Policy makers in Prague say they may remove a Swiss-inspired cap on the currency any time after March 31, after inflation headed back above the Czech National Bank’s 2 percent target. As of January, foreign speculative capital in local assets totaled about 35 billion euros ($38 billion), including in government bonds with negative yields, as investors seek to make a profit from any koruna rally when the cap goes.
Rate setters are meeting on Thursday for the last time before the end of their pledge to maintain the limit, which prevents gains beyond 27 koruna per euro. Their policy announcement is scheduled for 1 p.m. local time, followed by a press conference at 2:15 p.m.
Below are five charts investors should keep an eye on as a floating exchange rate nears.
Bets on future koruna appreciation spiked in early January as accelerating Czech inflation and the approaching end of the central bank’s formal pledge to intervene lured a record amount of foreign inflows. Since then, currency derivatives show a reduction of those wagers after policy makers and some analysts warned the accumulated speculative position was so large that investors may struggle to find koruna buyers after the cap is removed.

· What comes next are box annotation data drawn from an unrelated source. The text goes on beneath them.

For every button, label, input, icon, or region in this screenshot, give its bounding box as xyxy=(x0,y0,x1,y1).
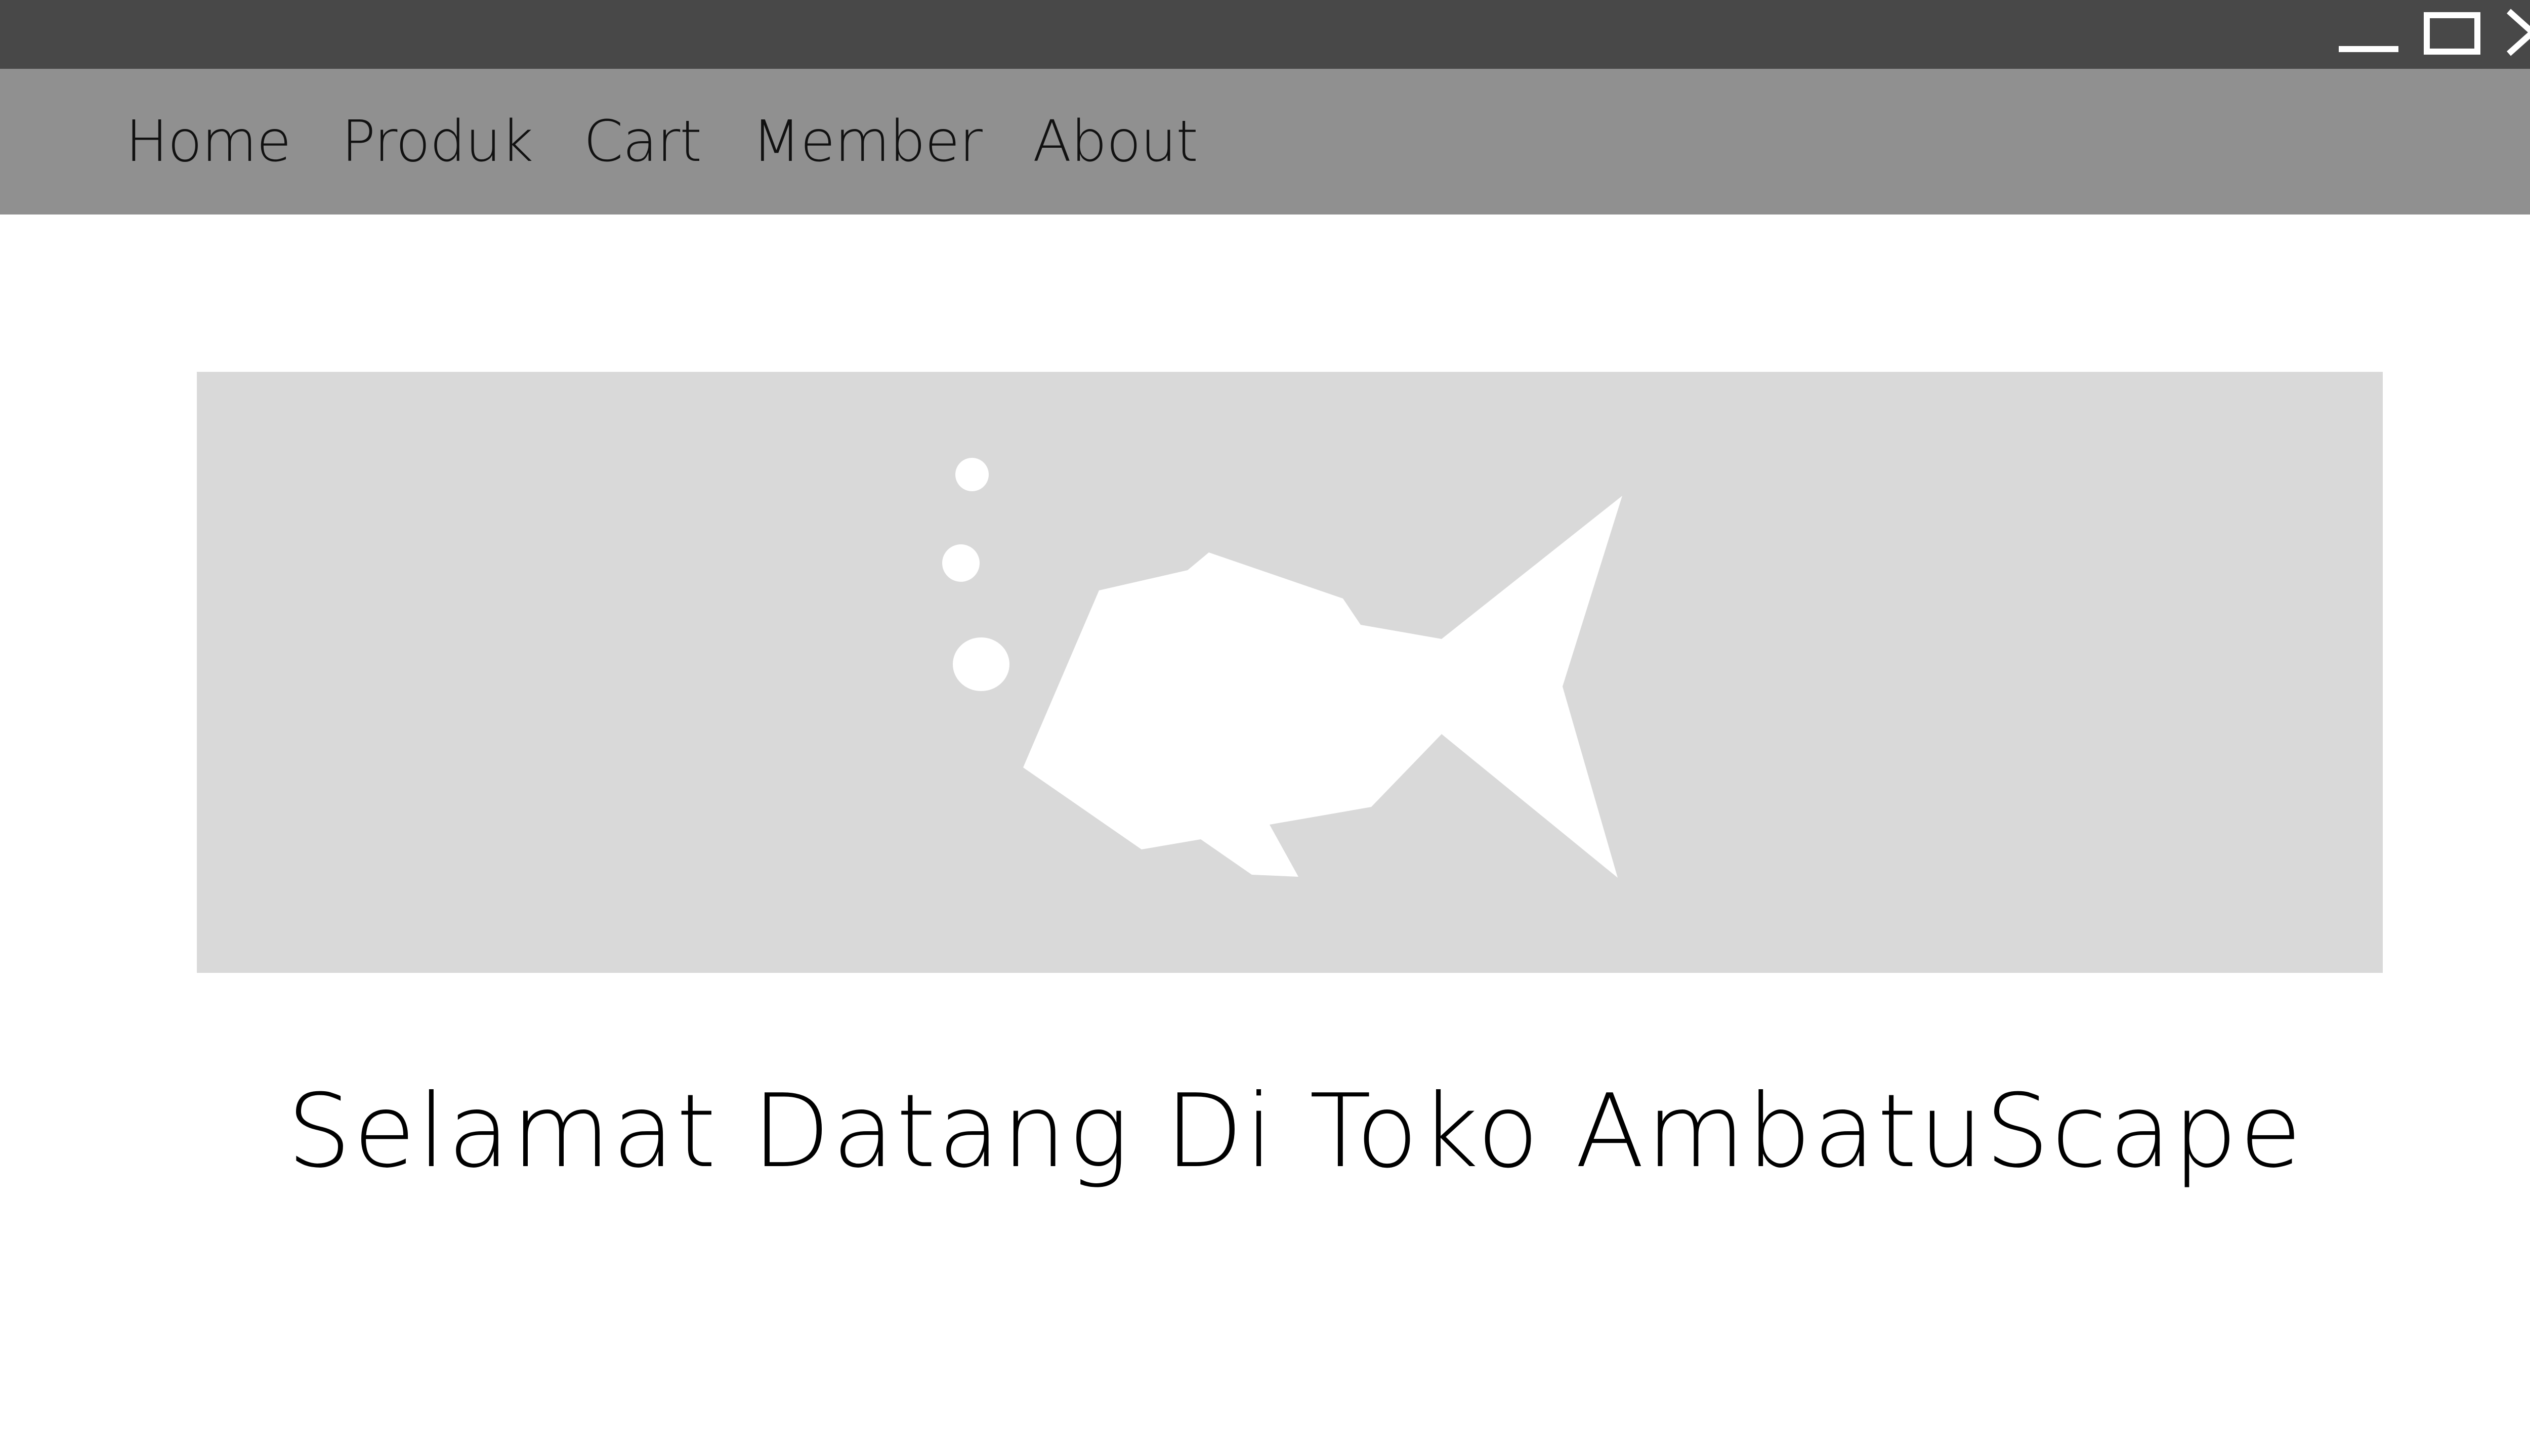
welcome-heading: Selamat Datang Di Toko AmbatuScape xyxy=(287,1073,2304,1190)
close-icon xyxy=(2507,9,2530,56)
nav-item-home[interactable]: Home xyxy=(125,109,291,175)
nav-item-produk[interactable]: Produk xyxy=(342,109,534,175)
bubble-medium xyxy=(942,544,980,582)
nav-item-member[interactable]: Member xyxy=(752,109,983,175)
window-titlebar xyxy=(0,0,2530,69)
bubble-large xyxy=(953,637,1009,691)
maximize-icon xyxy=(2424,12,2480,55)
maximize-button[interactable] xyxy=(2398,0,2490,69)
minimize-button[interactable] xyxy=(2307,0,2398,69)
fish-shape xyxy=(1023,496,1622,878)
minimize-icon xyxy=(2339,46,2398,52)
main-navbar: Home Produk Cart Member About xyxy=(0,69,2530,215)
nav-item-cart[interactable]: Cart xyxy=(583,109,702,175)
nav-item-about[interactable]: About xyxy=(1033,109,1198,175)
close-button[interactable] xyxy=(2490,0,2530,69)
window-controls xyxy=(2307,0,2530,69)
bubble-small xyxy=(955,458,989,491)
fish-placeholder-image xyxy=(942,458,1622,878)
nav-menu: Home Produk Cart Member About xyxy=(125,69,1248,215)
hero-banner xyxy=(197,372,2383,973)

Euro-koruna forwards now price in a mere 0.8 percent appreciation three months from now and a 1.1 percent gain in a year. That trails median analyst forecasts compiled by Bloomberg for the exchange rate to jump 3.5 percent to 26.1 by the end of the year and 4.3 percent to 25.90 in March 2018.
“Foreign positioning in the koruna remains heavy, which raises concerns about a lack of counterparties to the short euro-koruna trade at the time of the removal of the floor,” said Goldman Sachs Group Inc. analyst Sara Grut.
The central bank bought 47.8 billion euros in the four years through January, compared with 12.8 billion euros of natural inflows visible in the country’s balance of payments. ING Groep NV analysts Petr Krpata and Jakub Seidler say the koruna “looks overbought” and this may contribute to a “large degree of volatility” in both directions after the cap is removed.
“Market participants are now fully aware of the stretched positioning and they are likely to adjust their investment strategies accordingly,” Krpata and Seidler wrote in a March 23 report. “The structure of inflows has changed, with a ‘two-way’ market emerging amongst the speculative community.”
Consumer price growth has been overshooting the central bank’s goal for two months, boosting bets on an early end of the intervention regime. But policy makers in Prague keep saying the inflation target needs to be sustainable before they switch off the extraordinary stimulus, to make sure they don’t need to ease policy again anytime soon.
That is why 13 out of 22 analysts polled by Bloomberg last week expect the currency limit to stay in place until May, when the monetary authority will have fresh quarterly economic projections. Eight respondents said the board will probably discontinue the cap at the scheduled May 4 policy meeting.
“While there’s a significant risk of an earlier exit, we believe the CNB will prefer to wait for the new forecast as more solid evidence that it really is the right time to pull the plug,” said Viktor Zeisel, an economist at Komercni Banka AS.
The waning prospects for koruna gains and the spike in inflation have curbed foreigners’ appetite for Czech government debt at negative yields. The country’s shorter-dated bonds, a preferred asset for investors betting on the end of the intervention regime, briefly became the world’s most expensive when inflows into the koruna peaked in October and January and investors speculated the central bank could cut interest rates below zero.
While investors, analysts and central bankers may have different views on the timing of the exit and the longer-term outlook for the koruna, there’s one point they all agree on: the first hours, days and possibly months after the currency is re-floated will be turbulent. Governor Jiri Rusnok said earlier this month policy makers won’t be “overly sensitive” to initial swings, which could be in either direction, and will let the market find a new equilibrium before they decide whether intervention is needed to “correct” the exchange rate.
The koruna’s implied-volatility surface -- depicted as a function of strike price and maturity -- shows investors betting on increased exchange-rate swings against the euro starting in April and rising through May. That’s in line with policy makers’ commitment not to end the currency regime before the end of March and with analysts predicting the cap will be removed five weeks later.